Charles Antoine a écrit:
"En fait de Talibans, le film écorne aussi un tantinet - et plus directement - l'image du christianisme des origines."
le film n'écorne pas AUSSI l'image du christianisme mais UNIQUEMENT, ce qui est un peu différent
Ben on n'a pas dû voir le même film alors.
Charles Antoine a écrit:
J'ai toujours du mal à comprendre la volonté de l'auteur. Dénoncer les talibans d'aujourd'hui en s'attaquant aux chrétiens d'hier ... je ne pige toujours pas le sens de la démarche intellectuelle.
Une démarche de ce type a été pratiquée par énormément d'auteurs de pièces de théâtre ou de films. Elle consiste, pour des raisons très variables, à transposer dans un autre contexte le message que l'on veut faire passer, en estimant (et en faisant les allusions qu'il faut pour) que le public comprendra ce second degré.

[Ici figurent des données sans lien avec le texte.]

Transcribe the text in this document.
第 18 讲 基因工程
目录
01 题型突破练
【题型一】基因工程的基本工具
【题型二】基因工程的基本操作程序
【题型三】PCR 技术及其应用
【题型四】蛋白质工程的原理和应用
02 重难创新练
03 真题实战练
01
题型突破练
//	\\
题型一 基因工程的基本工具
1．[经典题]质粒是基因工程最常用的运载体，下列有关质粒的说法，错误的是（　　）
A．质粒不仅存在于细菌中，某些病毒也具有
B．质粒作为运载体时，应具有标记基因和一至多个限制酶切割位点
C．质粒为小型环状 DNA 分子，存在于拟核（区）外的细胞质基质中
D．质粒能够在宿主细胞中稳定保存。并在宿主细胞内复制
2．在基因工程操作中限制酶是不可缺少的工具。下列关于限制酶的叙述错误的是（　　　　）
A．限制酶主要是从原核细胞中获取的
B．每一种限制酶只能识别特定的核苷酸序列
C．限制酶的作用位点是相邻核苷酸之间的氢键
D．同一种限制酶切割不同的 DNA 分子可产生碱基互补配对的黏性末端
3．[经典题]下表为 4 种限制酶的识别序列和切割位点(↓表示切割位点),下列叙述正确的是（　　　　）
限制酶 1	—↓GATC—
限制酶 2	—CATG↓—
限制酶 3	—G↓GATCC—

Par exemple, Voltaire dans sa pièce "Mahomet le prophète" dénonce en fait l'Eglise catholique. Le public de l'époque (clergé compris) l'a très bien compris.
Eisenstein, dans Ivan le Terrible, dresse un parallèle avec Staline (qui d'ailleurs n'appréciera pas la 2ème partie).
Giraudoux, dans "la Guerre de Troie n'aura pas lieu", écrit en 1935, ne parle en fait pas vraiment de la guerre de Troie.
J'espère que ces quelques exemples t'aideront à comprendre.
Même si, en l'occurrence, Amenabar vise bien aussi l'extrémisme chrétien et "tous les extrémismes religieux" (une formule qui a le don de m'agacer mais c'est bien ce qu'il dit).
Pour ceux (nombreux ici) qui ne voient dans le film qu'un projet disons 'idéologique', je comprends qu'il soit difficile de saisir la démarche et surtout, pourquoi ça tombe sur ce pauvre évêque Cyrille qui n'avait pas fait parler de lui depuis un bout de temps. Si le film se réduisait à une volonté de dénoncer les extrémismes religieux, le choix de la période et du thème serait effectivement arbitraire (comme le choix de Mahomet par Voltaire).
Mais en réalité le film ne se limite pas à ça. Cet aspect est même en fait secondaire. Il se trouve qu'Amenabar a voulu faire un film sur l'astronomie (c'est évident quand on a vu le film. Mais même ceux qui se contentent des interviews devraient le savoir :
http://www.ecranlarge.com/article-details-14109.php http://www.allocine.fr/personne/fichepersonne-24989/interviews/?cmedia=18944481 ), sur les liens entre science et religion, tout en étant un péplum avec aussi une histoire d'amour et de pouvoir, bref... le film qu'il a fait.
Et il y a mis aussi, mais pas seulement, sa dénonciation de l'extrémisme religieux.
Après, on peut effectivement trouver qu'il est plus "confortable" aujourd'hui de s'en prendre aux chrétiens du IVème siècle qu'aux extrémistes musulmans d'aujourd'hui.
On peut aussi comprendre que des artistes ou intellectuels n'aient pas spécialement envie de devenir la cible d'une fatwa et de voir ainsi leur vie détruite par la peur, les contraintes de sécurité ou l'arme d'un illuminé. Cette menace n'a rien de théorique. J'ai une admiration sans borne pour ceux qui sont prêts à la braver, mais ce n'est certainement pas moi, internaute installé dans un confortable anonymat, qui irai taxer les autres de manque de courage.